My mother was born in St. Louis, Missouri. For some reason, my grandfather suddenly took the whole family back to the Ukraine, where my mother toiled on their small farm in Uzgorod until she was sixteen. It was then that she got the great news. That she was actually a US citizen. The hoe handle hadn’t reach the ground before she was on the boat heading for New York City.
And it was on the lower East Side of New York that she met my father, who had just fled from the coal mines of Pennsylvania. Small wonder he got a job as an elevator operator.
Which brings me to the meaning of this post. Where in hell did they get the money to put on that kind of wedding. Rent a hall. Pro photographer, the church, the formal cloths, the brides maids, the flowers, and, my god, the bridal gown. With a train that could cover the station. Although I didn’t push it, I never did get an answer to my occasional probing. I think it had a lot to do with new world showing off.

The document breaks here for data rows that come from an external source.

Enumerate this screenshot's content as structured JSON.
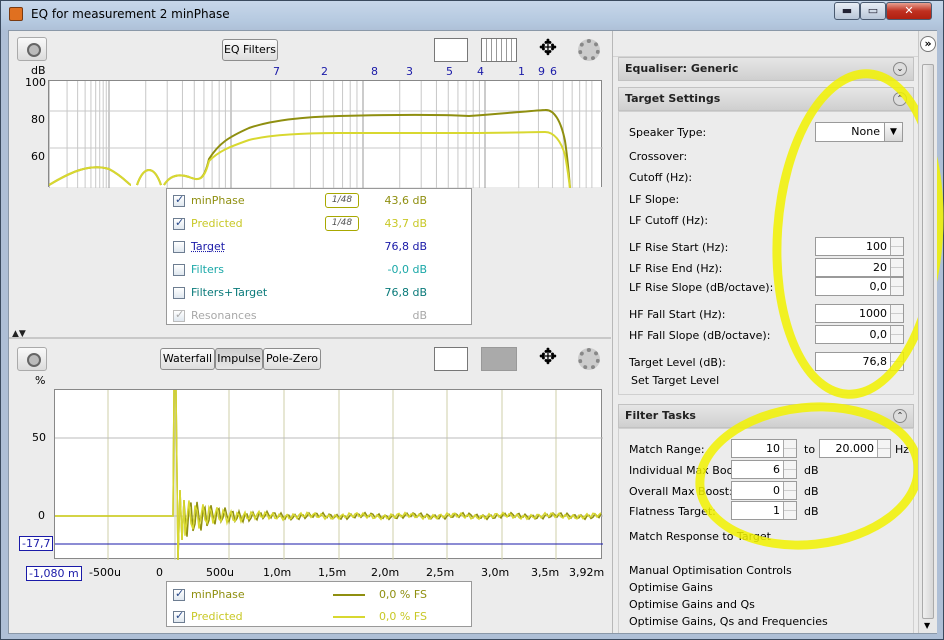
{
  "window": {
    "title": "EQ for measurement 2 minPhase",
    "btn_min": "▬",
    "btn_max": "▭",
    "btn_close": "✕"
  },
  "top_panel": {
    "eq_filters_label": "EQ Filters",
    "y_unit": "dB",
    "y_ticks": [
      "100",
      "80",
      "60"
    ],
    "filter_numbers": [
      "7",
      "2",
      "8",
      "3",
      "5",
      "4",
      "1",
      "9",
      "6"
    ],
    "legend": [
      {
        "name": "minPhase",
        "checked": true,
        "smoothing": "1/48",
        "value": "43,6 dB",
        "color": "#8f8f10"
      },
      {
        "name": "Predicted",
        "checked": true,
        "smoothing": "1/48",
        "value": "43,7 dB",
        "color": "#c8c826"
      },
      {
        "name": "Target",
        "checked": false,
        "value": "76,8 dB",
        "color": "#1a1aa8"
      },
      {
        "name": "Filters",
        "checked": false,
        "value": "-0,0 dB",
        "color": "#1aa8a8"
      },
      {
        "name": "Filters+Target",
        "checked": false,
        "value": "76,8 dB",
        "color": "#0a7a7a"
      },
      {
        "name": "Resonances",
        "checked": true,
        "disabled": true,
        "value": "dB",
        "color": "#a8a8a8"
      }
    ]
  },
  "bottom_panel": {
    "tabs": [
      "Waterfall",
      "Impulse",
      "Pole-Zero"
    ],
    "active_tab": "Impulse",
    "y_unit": "%",
    "y_ticks": [
      "50",
      "0"
    ],
    "cursor_y": "-17,7",
    "cursor_x": "-1,080 m",
    "x_ticks": [
      "-500u",
      "0",
      "500u",
      "1,0m",
      "1,5m",
      "2,0m",
      "2,5m",
      "3,0m",
      "3,5m",
      "3,92m"
    ],
    "legend": [
      {
        "name": "minPhase",
        "checked": true,
        "value": "0,0 % FS",
        "color": "#8f8f10"
      },
      {
        "name": "Predicted",
        "checked": true,
        "value": "0,0 % FS",
        "color": "#c8c826"
      }
    ]
  },
  "right_panel": {
    "expand_icon": "»",
    "equaliser_header": "Equaliser: Generic",
    "target_header": "Target Settings",
    "target_fields": {
      "speaker_type_label": "Speaker Type:",
      "speaker_type_value": "None",
      "crossover_label": "Crossover:",
      "cutoff_label": "Cutoff (Hz):",
      "lf_slope_label": "LF Slope:",
      "lf_cutoff_label": "LF Cutoff (Hz):",
      "lf_rise_start_label": "LF Rise Start (Hz):",
      "lf_rise_start_value": "100",
      "lf_rise_end_label": "LF Rise End (Hz):",
      "lf_rise_end_value": "20",
      "lf_rise_slope_label": "LF Rise Slope (dB/octave):",
      "lf_rise_slope_value": "0,0",
      "hf_fall_start_label": "HF Fall Start (Hz):",
      "hf_fall_start_value": "1000",
      "hf_fall_slope_label": "HF Fall Slope (dB/octave):",
      "hf_fall_slope_value": "0,0",
      "target_level_label": "Target Level (dB):",
      "target_level_value": "76,8",
      "set_target_level": "Set Target Level"
    },
    "filter_tasks_header": "Filter Tasks",
    "filter_tasks": {
      "match_range_label": "Match Range:",
      "match_range_from": "10",
      "to_label": "to",
      "match_range_to": "20.000",
      "hz_label": "Hz",
      "ind_max_boost_label": "Individual Max Boost:",
      "ind_max_boost_value": "6",
      "db1": "dB",
      "overall_max_boost_label": "Overall Max Boost:",
      "overall_max_boost_value": "0",
      "db2": "dB",
      "flatness_target_label": "Flatness Target:",
      "flatness_target_value": "1",
      "db3": "dB",
      "match_response": "Match Response to Target",
      "manual_opt": "Manual Optimisation Controls",
      "opt_gains": "Optimise Gains",
      "opt_gains_qs": "Optimise Gains and Qs",
      "opt_gains_qs_freq": "Optimise Gains, Qs and Frequencies"
    }
  }
}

I don’t think they ever did get over it. My father stayed as an elevator operator for twenty-five years and never got much higher. I still remember seeing my mother after school. At a small factory in the Bronx, she sat among dozens of other women at her sewing machine. Piece goods it was called.
They eventually clawed out of the tenements and settled into a large apartment house janitorial job in Brooklyn. Free rent was the key and, since my mother could squeeze blood from a turnip, a savings account. And ultimately, the New York dream, a home in Florida.
By the way, my mother did tell me that my grandfather was run out of town. He worked for a bridge building company and was active in the labor movement. I suspect he was a little too active.